Et ta femme, elle en dit quoi ?

C’est la question que m’a posée Christophe un matin de septembre 2011.

 

Quelques jours auparavant, L’Express avait publié un Carnet RH dédié à la diversité. Pour chacune des dimensions de la diversité, le journal présentait des bonnes pratiques et une interview. La dernière page était consacrée à l’orientation sexuelle avec comme titre « Des entreprises gay-friendly, ça existe », et juste sous le titre, il y avait ma photo.
L’article avait été diffusé dans la revue de presse interne de mon entreprise d’alors, et mon collègue Christophe l’avait lu. Christophe était un homme ouvert, sympathique, tourné vers l’humain, mais peut-être pas super à l’aise avec tous les sujets diversité, en tout cas pas vraiment avec la question LGBT. Nous avions fait partie du même comité de direction, et avions partagé les mêmes bureaux, toujours de manière conviviale et harmonieuse.  Avec un petit sourire en coin, il me pose donc la question :     « dis donc Jean-Michel, je savais pas…. Et ta femme elle en dit quoi ? »

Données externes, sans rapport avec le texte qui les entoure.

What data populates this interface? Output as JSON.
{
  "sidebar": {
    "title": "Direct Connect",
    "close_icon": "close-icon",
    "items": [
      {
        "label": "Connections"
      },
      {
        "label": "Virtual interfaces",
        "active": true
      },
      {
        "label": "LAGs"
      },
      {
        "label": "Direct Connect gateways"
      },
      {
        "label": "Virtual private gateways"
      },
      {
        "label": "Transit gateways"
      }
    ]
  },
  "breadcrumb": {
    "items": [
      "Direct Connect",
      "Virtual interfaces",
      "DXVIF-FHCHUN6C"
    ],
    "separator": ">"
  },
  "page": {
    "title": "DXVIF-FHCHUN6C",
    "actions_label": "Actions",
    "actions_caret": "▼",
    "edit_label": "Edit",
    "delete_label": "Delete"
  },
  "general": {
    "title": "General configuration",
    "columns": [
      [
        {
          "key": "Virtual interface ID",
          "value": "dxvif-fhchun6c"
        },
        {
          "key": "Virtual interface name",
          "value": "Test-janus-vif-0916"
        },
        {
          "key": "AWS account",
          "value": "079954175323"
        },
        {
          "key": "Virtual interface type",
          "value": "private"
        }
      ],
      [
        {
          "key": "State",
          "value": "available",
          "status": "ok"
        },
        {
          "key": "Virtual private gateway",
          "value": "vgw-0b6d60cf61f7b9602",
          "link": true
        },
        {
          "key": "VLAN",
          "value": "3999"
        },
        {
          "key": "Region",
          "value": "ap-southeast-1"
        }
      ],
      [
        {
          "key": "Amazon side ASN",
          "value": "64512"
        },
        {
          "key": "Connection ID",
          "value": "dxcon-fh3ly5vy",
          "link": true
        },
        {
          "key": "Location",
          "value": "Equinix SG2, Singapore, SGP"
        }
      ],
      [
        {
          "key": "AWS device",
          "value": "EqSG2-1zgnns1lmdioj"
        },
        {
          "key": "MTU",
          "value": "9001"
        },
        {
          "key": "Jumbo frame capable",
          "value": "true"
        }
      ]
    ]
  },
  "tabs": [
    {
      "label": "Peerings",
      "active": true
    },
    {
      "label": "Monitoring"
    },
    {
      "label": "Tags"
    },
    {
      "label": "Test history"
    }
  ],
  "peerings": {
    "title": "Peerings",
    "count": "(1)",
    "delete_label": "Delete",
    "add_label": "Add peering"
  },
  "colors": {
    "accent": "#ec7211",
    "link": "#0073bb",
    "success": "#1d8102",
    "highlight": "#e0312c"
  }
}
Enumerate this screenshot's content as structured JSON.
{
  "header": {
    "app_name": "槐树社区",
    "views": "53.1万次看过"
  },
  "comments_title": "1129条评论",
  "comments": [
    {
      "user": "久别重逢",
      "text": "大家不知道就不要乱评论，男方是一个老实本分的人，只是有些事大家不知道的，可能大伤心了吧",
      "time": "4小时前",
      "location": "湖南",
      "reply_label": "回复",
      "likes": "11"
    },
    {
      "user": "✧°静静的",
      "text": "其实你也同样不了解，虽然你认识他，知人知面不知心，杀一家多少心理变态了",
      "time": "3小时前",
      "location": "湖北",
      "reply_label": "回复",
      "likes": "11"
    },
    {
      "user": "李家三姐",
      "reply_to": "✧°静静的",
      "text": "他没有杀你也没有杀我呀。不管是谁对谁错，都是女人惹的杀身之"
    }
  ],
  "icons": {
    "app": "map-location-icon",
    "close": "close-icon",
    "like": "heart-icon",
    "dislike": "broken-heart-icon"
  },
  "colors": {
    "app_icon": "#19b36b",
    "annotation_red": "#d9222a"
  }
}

Le voyant venir avec ses énormes sabots, je décidai de feindre l’incompréhension : « tu ne savais pas quoi ? »

Son sourire se crispe un peu, et il bredouille « ben dans l’Express, j’ai vu ta photo. Je ne savais pas que tu étais… euh, tu sais bien quoi » Petit clin d’œil…. Je lui fais remarquer qu’il ne m’a jamais demandé si j’étais une femme lorsque je parlais de mixité dans la presse, ou si j’étais moi-même handicapé lorsque je m’exprimais sur le handicap.

Sur ces entrefaites arrive Daniel, le nouveau Boss de Luc, lui aussi un ancien collègue. Il demande de quoi nous parlons, et Christophe lui raconte, le sourire retrouvé.

Et là, Daniel écarquille les yeux et dit d’un ton péremptoire « je ne vois vraiment pas ce que tu trouves de drôle là-dedans, c’est un sujet extrêmement sérieux. Je connais dans mon entourage proche des gens qui ont beaucoup souffert de ce genre de commentaires, voire de discrimination de la part de leur entourage professionnel ou personnel, et je suis heureux que notre entreprise s’engage pour devenir gay-friendly »

 

En une phrase, la discussion avait totalement viré de bord, et Christophe s’est mis à rétro-pédaler doucement. Christophe n’est pas et n’a jamais été homophobe, mais comme beaucoup, comme moi certainement, il se laisse aller à la facilité et son humour peut glisser des homos aux blondes, sans vouloir faire mal, mais en étant totalement inconscient des dégâts potentiels auprès de celles et ceux qui l’entendent. Je ne suis pas sûr que Christophe défile à la Gay Pride dans un proche avenir, mais je crois que l’expérience lui a été utile, et le fait que la contradiction soit venue d’un autre homme non spécialiste a été plus qu’important. J’aurais probablement été moins convaincant que Daniel si j’avais eu le temps de répondre, parce que je suis engagé dans ces combats, parce que je suis militant et parce que j’étais identifié comme étant « Monsieur Diversité », celui qui prêche la bonne parole…

 

Daniel a été un vrai rôle-modèle par son comportement simple, et c’est ce que nous devons chercher à identifier et à promouvoir dans nos  entreprises : des femmes et des hommes qui s’engagent sans que ce soit leur activité principale. Appelons les « ambassadeurs » ou « sponsors » ou « champions », leur voix porte car ils ont la légitimité de leur fonction et le langage adapté, audible par la majorité. C’est, je le crois, une absolue nécessité pour les DRH ou pour les responsables diversité de leur faire prendre la parole, en interne tout comme en externe, pour convaincre en partageant leur engagement et leurs convictions.

 

Et il me semble que nous en avons vraiment besoin, en ce moment plus que jamais.